[tex-live] Re: UTF-8 support

Petr Olsak olsak@math.feld.cvut.cz
Wed, 22 Jan 2003 15:51:10 +0100 (CET)


On Wed, 22 Jan 2003, Vladimir Volovich wrote:

>  >> with encTeX, expansion of a multibyte UTF-8 character can also be
>  >> not a single letter, but a sequence of several tokens (e.g. a call
>  >> to macro), - so encTeX suffers from exactly the same "problem":
>  >> you can't be sure that one UTF-8 character in the input file will
>  >> be one token,
>
>  PO> NO! Please, read the encTeX manual before this discussion.
>
> OK, sorry, - i didn't read it carefully enough...
> nevertheless, i still see a problem:
>
>   encTeX cannot define all possible UTF-8 characters (due to very big
>   number of characters), so some valid UTF-8 character in input file
>   will not be translated in any way, thus \macro ä MAY still be
>   processed incorrectly by encTeX if a multibyte UTF-8 sequence for ä
>   was not defined in encTeX, and a bad behavior of \macro will occur.
>   i.e. \macro ä will get the first byte of UTF-8 representation of ä
>   instead of the whole character (just the same effect as mentioned in
>   the ucs package).

Yes, but all characters _supported_ in encTeX table behaves in macro level
as a single token. On the other hand, all characters (supported or no) in
ucs.sty behaves as multi token.

>   while with UCS package (purely TeX solution) you can at least
>   generate sensible warnings for undefined UTF-8 characters which may
>   occur in imput files without defining all 2^31 characters, it is not
>   achievable with encTeX - characters which were left undefined and
>   which will appear in input files will horribly fail in encTeX
>   without any warning.

Warnings are possible, see the section 3.5 in encTeX documentation, the
\warntwobytes example. You can define the \warnthreebytes similar and you
can declare all unsupported UTF-8 codes by inserting these control
sequences in encTeX conversion table by simple \loop in \loop.

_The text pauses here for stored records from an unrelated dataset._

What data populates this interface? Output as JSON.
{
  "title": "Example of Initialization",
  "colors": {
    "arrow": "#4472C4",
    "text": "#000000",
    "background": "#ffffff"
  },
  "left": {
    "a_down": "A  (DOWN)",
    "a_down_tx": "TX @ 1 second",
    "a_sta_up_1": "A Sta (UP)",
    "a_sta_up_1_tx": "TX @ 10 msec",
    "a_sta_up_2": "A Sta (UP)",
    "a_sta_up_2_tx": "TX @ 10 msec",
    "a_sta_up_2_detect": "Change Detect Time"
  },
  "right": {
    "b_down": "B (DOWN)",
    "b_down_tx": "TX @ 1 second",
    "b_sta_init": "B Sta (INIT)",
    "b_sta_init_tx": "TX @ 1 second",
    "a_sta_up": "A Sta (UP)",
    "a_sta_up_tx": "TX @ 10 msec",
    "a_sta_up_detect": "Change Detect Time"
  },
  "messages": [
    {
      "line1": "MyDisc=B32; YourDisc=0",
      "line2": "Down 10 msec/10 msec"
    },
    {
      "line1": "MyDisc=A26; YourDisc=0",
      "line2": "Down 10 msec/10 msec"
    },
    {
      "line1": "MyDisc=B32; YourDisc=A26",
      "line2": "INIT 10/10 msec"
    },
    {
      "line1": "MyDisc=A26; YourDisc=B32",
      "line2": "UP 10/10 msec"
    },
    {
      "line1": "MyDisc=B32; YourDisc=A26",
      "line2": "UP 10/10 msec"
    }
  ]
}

> also, as far as i understand, encTeX is a very limited solution: it
> mostly assumes that one uses a single text font encoding (e.g. T1)
> throughout the document (just like TCX), and thus it does not provide
> solution for really multilingual UTF-8 documents.
>
> if i'm wrong, please correct me - give an example of how one can use
> encTeX to support e.g. T1 and T2A font encodings (for e.g. french and
> cyrillic) in the same document. i think that there will be problems
> because the same slot numbers in T1 and T2A encodings contain
> completely different glyphs, and reverse mappings will not work
> correctly.

Yes, this is limitation of 8bit TeX itself. You cannot switch to the more
font encodings in one paragraph because of \lccodes are used in hyphen
algorithm only at the end of the paragraph. This is a reason why I did not
implement the multi-tables in encTeX.

You can declare unilimited UTF-8 codes as a control-sequences in encTeX.
The russians can declare UTF-8 code of Ya as a \ruYa (for example) and
they can define \chardef\ruYa="code (or as a macro). You can switch the
font and do russian typpesetting from UTF-8 ecoding. The reverse mapping
to \write files are kept for all characters and control sequences
stored in encTeX.

> sorry, i don't understand your reasoning... are you saying that it is
> impossible to achieve some effect with writing to files and verbatim
> reading of files from TeX, using purely TeX machinery?

It is possible but you cannot \write the \'A sequences into such files.
If you are working with more than 256 codes, then it is not possible in
purely 8bit TeX but it is possible in encTeX.

> if so, could you describe what is it? you are not forced to redefine
> the backslash's catcode to 12 when reading or writing files, - nothing
> prevents you to preserve the original catcode when reading.

I am forced to redefine the backslash's catcode when (for example) I am
writting a TeX manual and some examples are shown in two versions:
typeset version and the input file version. This examples are written only
once in the source of this manual. I need to all Czech characters are
shown in this manual in the native form.

Best regards

Petr Olsak